Anandtech: Intel to Support Hardware Ray Tracing Acceleration on Data Center Xe GPUs

Snowdog

[H]F Junkie
Joined
Apr 22, 2006
Messages
11,262
More info indicating everyone is going to move to HW Ray Tracing support.

Though it looks like only Data Center parts may have it initially:
https://www.anandtech.com/show/1428...y-tracing-acceleration-on-data-center-xe-gpus

The announcement itself is truly not much longer, so rather than lead into it I’ll just repost it verbatim.

“I’m pleased to share today that the Intel® Xe architecture roadmap for data center optimized rendering includes ray tracing hardware acceleration support for the Intel® Rendering Framework family of API’s and libraries.”

So no idea if/when consumer GPU will get HW Ray Tracing and DXR support.
 
The issue is it is less risk to create this for the enterprise. I'm wondering how they plan on doing this.
 
I wonder what the usage scenario is for this capability in the datacenter.

Streamed rendered content?
 
I wonder what the usage scenario is for this capability in the datacenter.

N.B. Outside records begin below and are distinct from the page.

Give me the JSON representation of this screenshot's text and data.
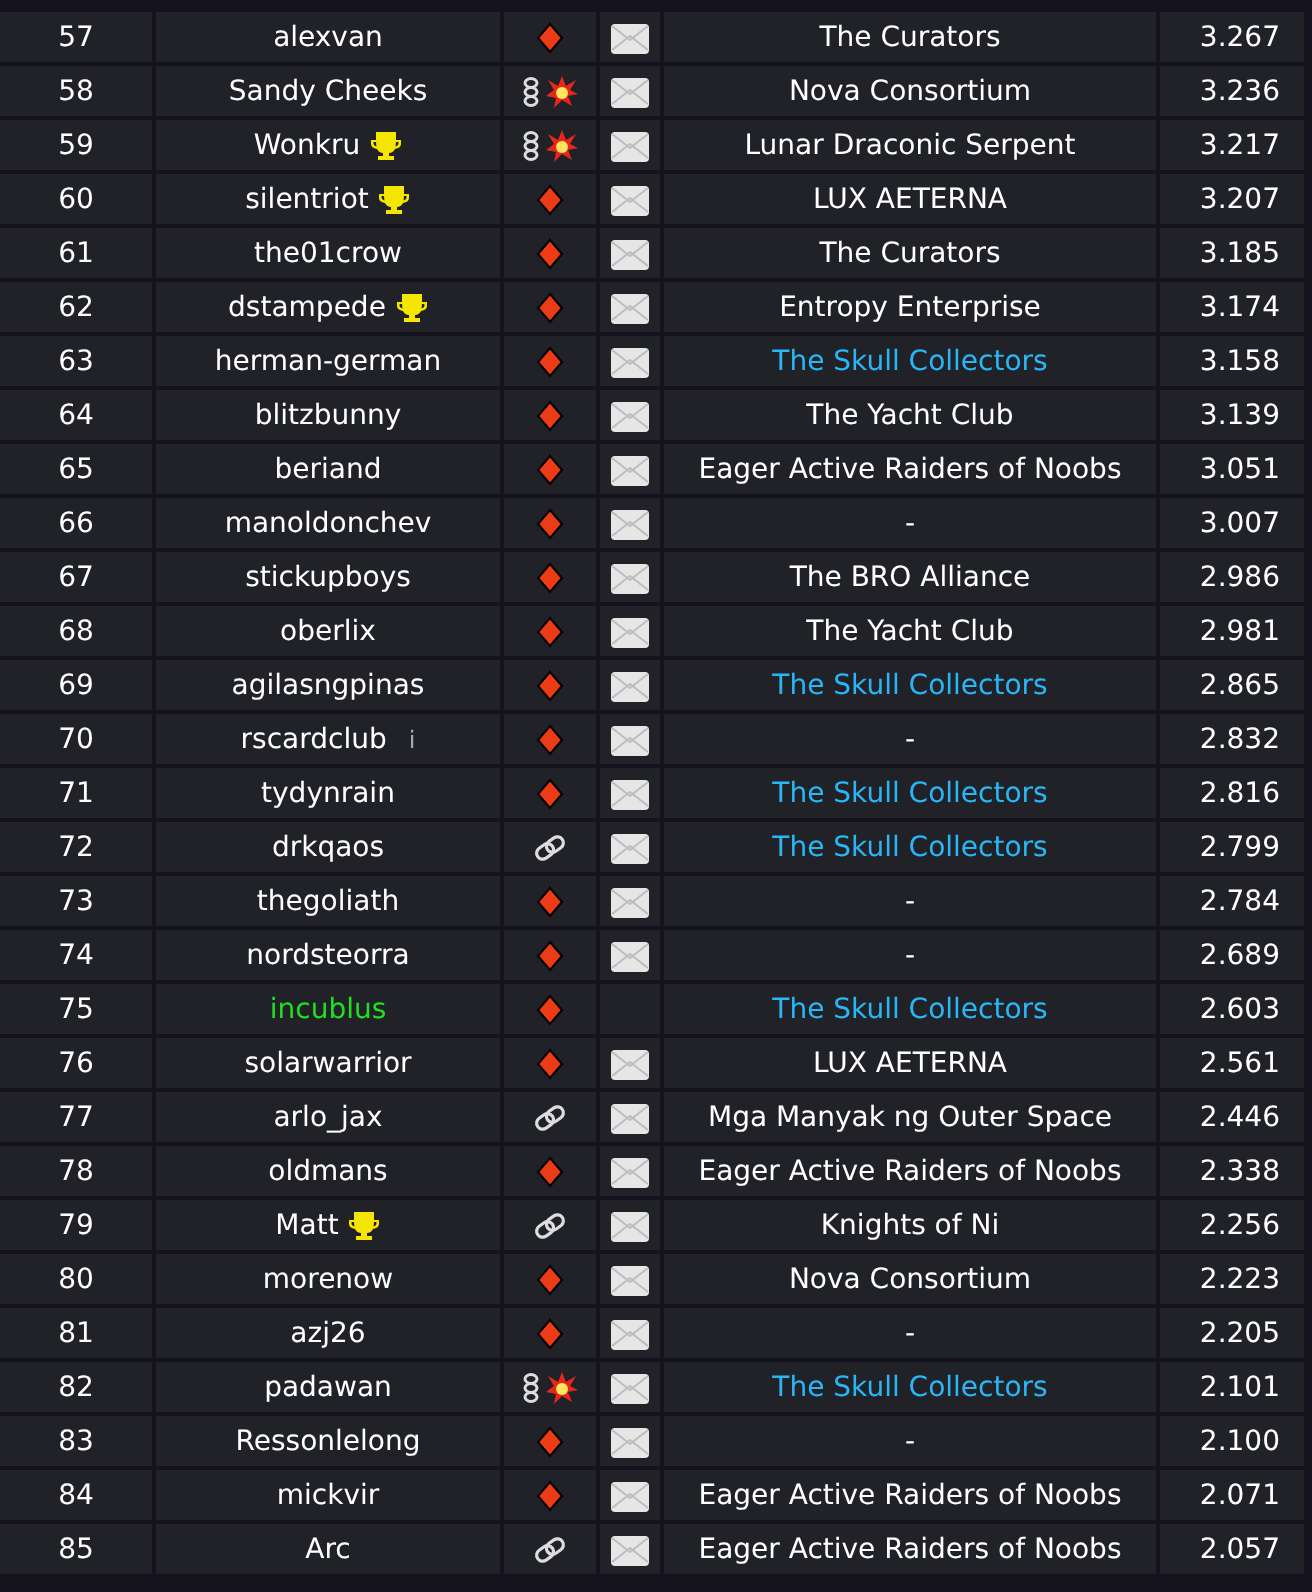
{
  "rows": [
    {
      "rank": "57",
      "player": {
        "name": "alexvan",
        "color": "#ffffff",
        "trophy": false
      },
      "status": {
        "kind": "diamond"
      },
      "mail": true,
      "alliance": {
        "name": "The Curators",
        "color": "#ffffff"
      },
      "score": "3.267"
    },
    {
      "rank": "58",
      "player": {
        "name": "Sandy Cheeks",
        "color": "#ffffff",
        "trophy": false
      },
      "status": {
        "kind": "chain-boom"
      },
      "mail": true,
      "alliance": {
        "name": "Nova Consortium",
        "color": "#ffffff"
      },
      "score": "3.236"
    },
    {
      "rank": "59",
      "player": {
        "name": "Wonkru",
        "color": "#ffffff",
        "trophy": true
      },
      "status": {
        "kind": "chain-boom"
      },
      "mail": true,
      "alliance": {
        "name": "Lunar Draconic Serpent",
        "color": "#ffffff"
      },
      "score": "3.217"
    },
    {
      "rank": "60",
      "player": {
        "name": "silentriot",
        "color": "#ffffff",
        "trophy": true
      },
      "status": {
        "kind": "diamond"
      },
      "mail": true,
      "alliance": {
        "name": "LUX AETERNA",
        "color": "#ffffff"
      },
      "score": "3.207"
    },
    {
      "rank": "61",
      "player": {
        "name": "the01crow",
        "color": "#ffffff",
        "trophy": false
      },
      "status": {
        "kind": "diamond"
      },
      "mail": true,
      "alliance": {
        "name": "The Curators",
        "color": "#ffffff"
      },
      "score": "3.185"
    },
    {
      "rank": "62",
      "player": {
        "name": "dstampede",
        "color": "#ffffff",
        "trophy": true
      },
      "status": {
        "kind": "diamond"
      },
      "mail": true,
      "alliance": {
        "name": "Entropy Enterprise",
        "color": "#ffffff"
      },
      "score": "3.174"
    },
    {
      "rank": "63",
      "player": {
        "name": "herman-german",
        "color": "#ffffff",
        "trophy": false
      },
      "status": {
        "kind": "diamond"
      },
      "mail": true,
      "alliance": {
        "name": "The Skull Collectors",
        "color": "#29b6f6"
      },
      "score": "3.158"
    },
    {
      "rank": "64",
      "player": {
        "name": "blitzbunny",
        "color": "#ffffff",
        "trophy": false
      },
      "status": {
        "kind": "diamond"
      },
      "mail": true,
      "alliance": {
        "name": "The Yacht Club",
        "color": "#ffffff"
      },
      "score": "3.139"
    },
    {
      "rank": "65",
      "player": {
        "name": "beriand",
        "color": "#ffffff",
        "trophy": false
      },
      "status": {
        "kind": "diamond"
      },
      "mail": true,
      "alliance": {
        "name": "Eager Active Raiders of Noobs",
        "color": "#ffffff"
      },
      "score": "3.051"
    },
    {
      "rank": "66",
      "player": {
        "name": "manoldonchev",
        "color": "#ffffff",
        "trophy": false
      },
      "status": {
        "kind": "diamond"
      },
      "mail": true,
      "alliance": {
        "name": "-",
        "color": "#ffffff"
      },
      "score": "3.007"
    },
    {
      "rank": "67",
      "player": {
        "name": "stickupboys",
        "color": "#ffffff",
        "trophy": false
      },
      "status": {
        "kind": "diamond"
      },
      "mail": true,
      "alliance": {
        "name": "The BRO Alliance",
        "color": "#ffffff"
      },
      "score": "2.986"
    },
    {
      "rank": "68",
      "player": {
        "name": "oberlix",
        "color": "#ffffff",
        "trophy": false
      },
      "status": {
        "kind": "diamond"
      },
      "mail": true,
      "alliance": {
        "name": "The Yacht Club",
        "color": "#ffffff"
      },
      "score": "2.981"
    },
    {
      "rank": "69",
      "player": {
        "name": "agilasngpinas",
        "color": "#ffffff",
        "trophy": false
      },
      "status": {
        "kind": "diamond"
      },
      "mail": true,
      "alliance": {
        "name": "The Skull Collectors",
        "color": "#29b6f6"
      },
      "score": "2.865"
    },
    {
      "rank": "70",
      "player": {
        "name": "rscardclub",
        "color": "#ffffff",
        "trophy": false,
        "note": "i"
      },
      "status": {
        "kind": "diamond"
      },
      "mail": true,
      "alliance": {
        "name": "-",
        "color": "#ffffff"
      },
      "score": "2.832"
    },
    {
      "rank": "71",
      "player": {
        "name": "tydynrain",
        "color": "#ffffff",
        "trophy": false
      },
      "status": {
        "kind": "diamond"
      },
      "mail": true,
      "alliance": {
        "name": "The Skull Collectors",
        "color": "#29b6f6"
      },
      "score": "2.816"
    },
    {
      "rank": "72",
      "player": {
        "name": "drkqaos",
        "color": "#ffffff",
        "trophy": false
      },
      "status": {
        "kind": "link"
      },
      "mail": true,
      "alliance": {
        "name": "The Skull Collectors",
        "color": "#29b6f6"
      },
      "score": "2.799"
    },
    {
      "rank": "73",
      "player": {
        "name": "thegoliath",
        "color": "#ffffff",
        "trophy": false
      },
      "status": {
        "kind": "diamond"
      },
      "mail": true,
      "alliance": {
        "name": "-",
        "color": "#ffffff"
      },
      "score": "2.784"
    },
    {
      "rank": "74",
      "player": {
        "name": "nordsteorra",
        "color": "#ffffff",
        "trophy": false
      },
      "status": {
        "kind": "diamond"
      },
      "mail": true,
      "alliance": {
        "name": "-",
        "color": "#ffffff"
      },
      "score": "2.689"
    },
    {
      "rank": "75",
      "player": {
        "name": "incublus",
        "color": "#22dd22",
        "trophy": false
      },
      "status": {
        "kind": "diamond"
      },
      "mail": false,
      "alliance": {
        "name": "The Skull Collectors",
        "color": "#29b6f6"
      },
      "score": "2.603"
    },
    {
      "rank": "76",
      "player": {
        "name": "solarwarrior",
        "color": "#ffffff",
        "trophy": false
      },
      "status": {
        "kind": "diamond"
      },
      "mail": true,
      "alliance": {
        "name": "LUX AETERNA",
        "color": "#ffffff"
      },
      "score": "2.561"
    },
    {
      "rank": "77",
      "player": {
        "name": "arlo_jax",
        "color": "#ffffff",
        "trophy": false
      },
      "status": {
        "kind": "link"
      },
      "mail": true,
      "alliance": {
        "name": "Mga Manyak ng Outer Space",
        "color": "#ffffff"
      },
      "score": "2.446"
    },
    {
      "rank": "78",
      "player": {
        "name": "oldmans",
        "color": "#ffffff",
        "trophy": false
      },
      "status": {
        "kind": "diamond"
      },
      "mail": true,
      "alliance": {
        "name": "Eager Active Raiders of Noobs",
        "color": "#ffffff"
      },
      "score": "2.338"
    },
    {
      "rank": "79",
      "player": {
        "name": "Matt",
        "color": "#ffffff",
        "trophy": true
      },
      "status": {
        "kind": "link"
      },
      "mail": true,
      "alliance": {
        "name": "Knights of Ni",
        "color": "#ffffff"
      },
      "score": "2.256"
    },
    {
      "rank": "80",
      "player": {
        "name": "morenow",
        "color": "#ffffff",
        "trophy": false
      },
      "status": {
        "kind": "diamond"
      },
      "mail": true,
      "alliance": {
        "name": "Nova Consortium",
        "color": "#ffffff"
      },
      "score": "2.223"
    },
    {
      "rank": "81",
      "player": {
        "name": "azj26",
        "color": "#ffffff",
        "trophy": false
      },
      "status": {
        "kind": "diamond"
      },
      "mail": true,
      "alliance": {
        "name": "-",
        "color": "#ffffff"
      },
      "score": "2.205"
    },
    {
      "rank": "82",
      "player": {
        "name": "padawan",
        "color": "#ffffff",
        "trophy": false
      },
      "status": {
        "kind": "chain-boom"
      },
      "mail": true,
      "alliance": {
        "name": "The Skull Collectors",
        "color": "#29b6f6"
      },
      "score": "2.101"
    },
    {
      "rank": "83",
      "player": {
        "name": "Ressonlelong",
        "color": "#ffffff",
        "trophy": false
      },
      "status": {
        "kind": "diamond"
      },
      "mail": true,
      "alliance": {
        "name": "-",
        "color": "#ffffff"
      },
      "score": "2.100"
    },
    {
      "rank": "84",
      "player": {
        "name": "mickvir",
        "color": "#ffffff",
        "trophy": false
      },
      "status": {
        "kind": "diamond"
      },
      "mail": true,
      "alliance": {
        "name": "Eager Active Raiders of Noobs",
        "color": "#ffffff"
      },
      "score": "2.071"
    },
    {
      "rank": "85",
      "player": {
        "name": "Arc",
        "color": "#ffffff",
        "trophy": false
      },
      "status": {
        "kind": "link"
      },
      "mail": true,
      "alliance": {
        "name": "Eager Active Raiders of Noobs",
        "color": "#ffffff"
      },
      "score": "2.057"
    }
  ]
}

Streamed rendered content?
I was wondering the same thing myself. That's a good supposition.
At the same time, remember that Nvidia's "RTX" isn't "Ray Tracing Hardware" but a specific application for Tensor cores in the consumer space. Could be same scenario here, just with some marketing spin on the titles.
 
I was wondering the same thing myself. That's a good supposition.
At the same time, remember that Nvidia's "RTX" isn't "Ray Tracing Hardware" but a specific application for Tensor cores in the consumer space. Could be same scenario here, just with some marketing spin on the titles.

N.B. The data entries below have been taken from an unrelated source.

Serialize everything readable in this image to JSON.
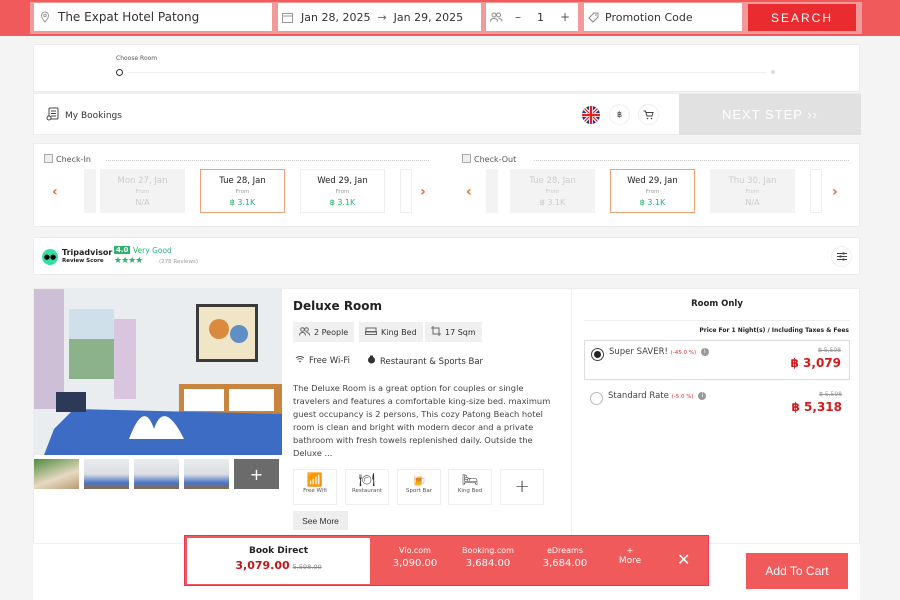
{
  "search": {
    "location": "The Expat Hotel Patong",
    "checkin": "Jan 28, 2025",
    "arrow": "→",
    "checkout": "Jan 29, 2025",
    "guests_minus": "–",
    "guests": "1",
    "guests_plus": "+",
    "promo_placeholder": "Promotion Code",
    "search_label": "SEARCH"
  },
  "steps": {
    "current": "Choose Room"
  },
  "nav": {
    "my_bookings": "My Bookings",
    "currency": "฿",
    "next_step": "NEXT STEP ››"
  },
  "checkin": {
    "title": "Check-In",
    "days": [
      {
        "day": "Mon 27, Jan",
        "from": "From",
        "price": "N/A",
        "state": "disabled"
      },
      {
        "day": "Tue 28, Jan",
        "from": "From",
        "price": "฿ 3.1K",
        "state": "selected"
      },
      {
        "day": "Wed 29, Jan",
        "from": "From",
        "price": "฿ 3.1K",
        "state": "available"
      }
    ]
  },
  "checkout": {
    "title": "Check-Out",
    "days": [
      {
        "day": "Tue 28, Jan",
        "from": "From",
        "price": "฿ 3.1K",
        "state": "disabled"
      },
      {
        "day": "Wed 29, Jan",
        "from": "From",
        "price": "฿ 3.1K",
        "state": "selected"
      },
      {
        "day": "Thu 30, Jan",
        "from": "From",
        "price": "N/A",
        "state": "disabled"
      }
    ]
  },
  "review": {
    "brand": "Tripadvisor",
    "sub": "Review Score",
    "score": "4.0",
    "rating_text": "Very Good",
    "stars": "★★★★",
    "count": "(278 Reviews)"
  },
  "room": {
    "name": "Deluxe Room",
    "chips": [
      "2 People",
      "King Bed",
      "17 Sqm"
    ],
    "amenities": [
      "Free Wi-Fi",
      "Restaurant & Sports Bar"
    ],
    "description": "The Deluxe Room is a great option for couples or single travelers and features a comfortable king-size bed. maximum guest occupancy is 2 persons, This cozy Patong Beach hotel room is clean and bright with modern decor and a private bathroom with fresh towels replenished daily. Outside the Deluxe ...",
    "facilities": [
      "Free Wifi",
      "Restaurant",
      "Sport Bar",
      "King Bed"
    ],
    "more_symbol": "+",
    "see_more": "See More"
  },
  "rates": {
    "title": "Room Only",
    "note": "Price For 1 Night(s) / Including Taxes & Fees",
    "options": [
      {
        "name": "Super SAVER!",
        "discount": "(-45.0 %)",
        "old": "฿ 5,598",
        "price": "฿ 3,079",
        "selected": true
      },
      {
        "name": "Standard Rate",
        "discount": "(-5.0 %)",
        "old": "฿ 5,598",
        "price": "฿ 5,318",
        "selected": false
      }
    ]
  },
  "compare": {
    "direct_label": "Book Direct",
    "direct_price": "3,079.00",
    "direct_old": "5,598.00",
    "otas": [
      {
        "name": "Vio.com",
        "price": "3,090.00"
      },
      {
        "name": "Booking.com",
        "price": "3,684.00"
      },
      {
        "name": "eDreams",
        "price": "3,684.00"
      }
    ],
    "more_plus": "+",
    "more_label": "More",
    "close": "✕"
  },
  "cart": {
    "add_label": "Add To Cart"
  },
  "colors": {
    "brand": "#f05a5b",
    "search": "#ea2b2f",
    "price": "#d41a1a",
    "green": "#2cb46c",
    "accent": "#e86a2b"
  }
}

Actually NVidia RTX cards have both specific RT cores, which are exclusively used to calculate ray paths in the most efficient manner possible, and more general purpose Tensor cores that can be used in image denoising.

RT cores on Page 30:
https://www.nvidia.com/content/dam/...ure/NVIDIA-Turing-Architecture-Whitepaper.pdf
 
Last edited:
Most likely this is going to be used for VDI accelleration and to potentially allow 3d programs like for design and manufacturing to work with an accelerated interface without having to spend 5k per workstation just on video cards.

The savings come in bulk use via virtual delivery. Imagine you can give your designers and engineers moderately powerful laptops to use with monitors and such. But no high end acceleration. that makes that 12 or even 24k video card deliver value in spades. Instead of needing 20 or 30 5k+ video cards you can have 3 or 4 of these bigger beasts to serve the needs of the users VDI or App sessions.
 
I wonder what the usage scenario is for this capability in the datacenter.

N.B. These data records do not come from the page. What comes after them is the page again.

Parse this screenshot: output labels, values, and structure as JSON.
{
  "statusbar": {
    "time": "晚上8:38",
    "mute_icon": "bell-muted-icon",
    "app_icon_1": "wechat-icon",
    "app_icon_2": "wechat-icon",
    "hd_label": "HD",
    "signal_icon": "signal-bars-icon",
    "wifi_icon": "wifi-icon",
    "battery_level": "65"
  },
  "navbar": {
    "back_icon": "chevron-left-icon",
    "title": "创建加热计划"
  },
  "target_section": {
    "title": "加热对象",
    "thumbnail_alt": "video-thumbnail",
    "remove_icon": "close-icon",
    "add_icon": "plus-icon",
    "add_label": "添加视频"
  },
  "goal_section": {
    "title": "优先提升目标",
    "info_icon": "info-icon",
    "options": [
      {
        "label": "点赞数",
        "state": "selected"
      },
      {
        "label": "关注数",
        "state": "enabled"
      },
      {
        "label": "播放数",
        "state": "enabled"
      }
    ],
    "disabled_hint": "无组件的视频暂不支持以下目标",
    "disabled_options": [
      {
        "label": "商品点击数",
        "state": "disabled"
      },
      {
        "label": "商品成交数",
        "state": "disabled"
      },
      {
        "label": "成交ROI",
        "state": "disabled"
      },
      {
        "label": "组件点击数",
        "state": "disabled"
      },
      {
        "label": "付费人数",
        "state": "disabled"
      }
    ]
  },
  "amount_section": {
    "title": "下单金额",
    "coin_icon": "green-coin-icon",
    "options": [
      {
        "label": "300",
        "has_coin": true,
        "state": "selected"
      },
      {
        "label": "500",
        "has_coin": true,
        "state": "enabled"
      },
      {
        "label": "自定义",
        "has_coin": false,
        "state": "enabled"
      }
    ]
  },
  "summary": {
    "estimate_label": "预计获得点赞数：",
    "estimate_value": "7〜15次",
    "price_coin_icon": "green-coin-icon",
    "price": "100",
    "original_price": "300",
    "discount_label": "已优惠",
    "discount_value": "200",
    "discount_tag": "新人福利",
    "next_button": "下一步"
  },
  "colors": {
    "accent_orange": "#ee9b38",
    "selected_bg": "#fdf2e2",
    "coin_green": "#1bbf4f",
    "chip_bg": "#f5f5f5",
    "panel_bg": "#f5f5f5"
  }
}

Streamed rendered content?


AI and Machine learning love Tensor cores. As well as image manipulation and rendering tasks.

And its specifically about rendering... I should really read the article first but I know we are watching for these cards to see if it will make Nvidia re-think some of their datacenter stance.
 
You guys are going to be so disappointed by the consumer version of their graphic cards. Intel will market to the data center because that is where the money is, gaming is the last thing they are worried about at this point. If your lucky they can tweak it to at least game as well as a 580 video card.
 
Lets see... what does a entry tier Nvidia card look like.. 4 chip 32gb 1080ti... hummm how would that ever be converted into a consumer piece of hardware... it's a complete mystery....
 
AI and Machine learning love Tensor cores. As well as image manipulation and rendering tasks.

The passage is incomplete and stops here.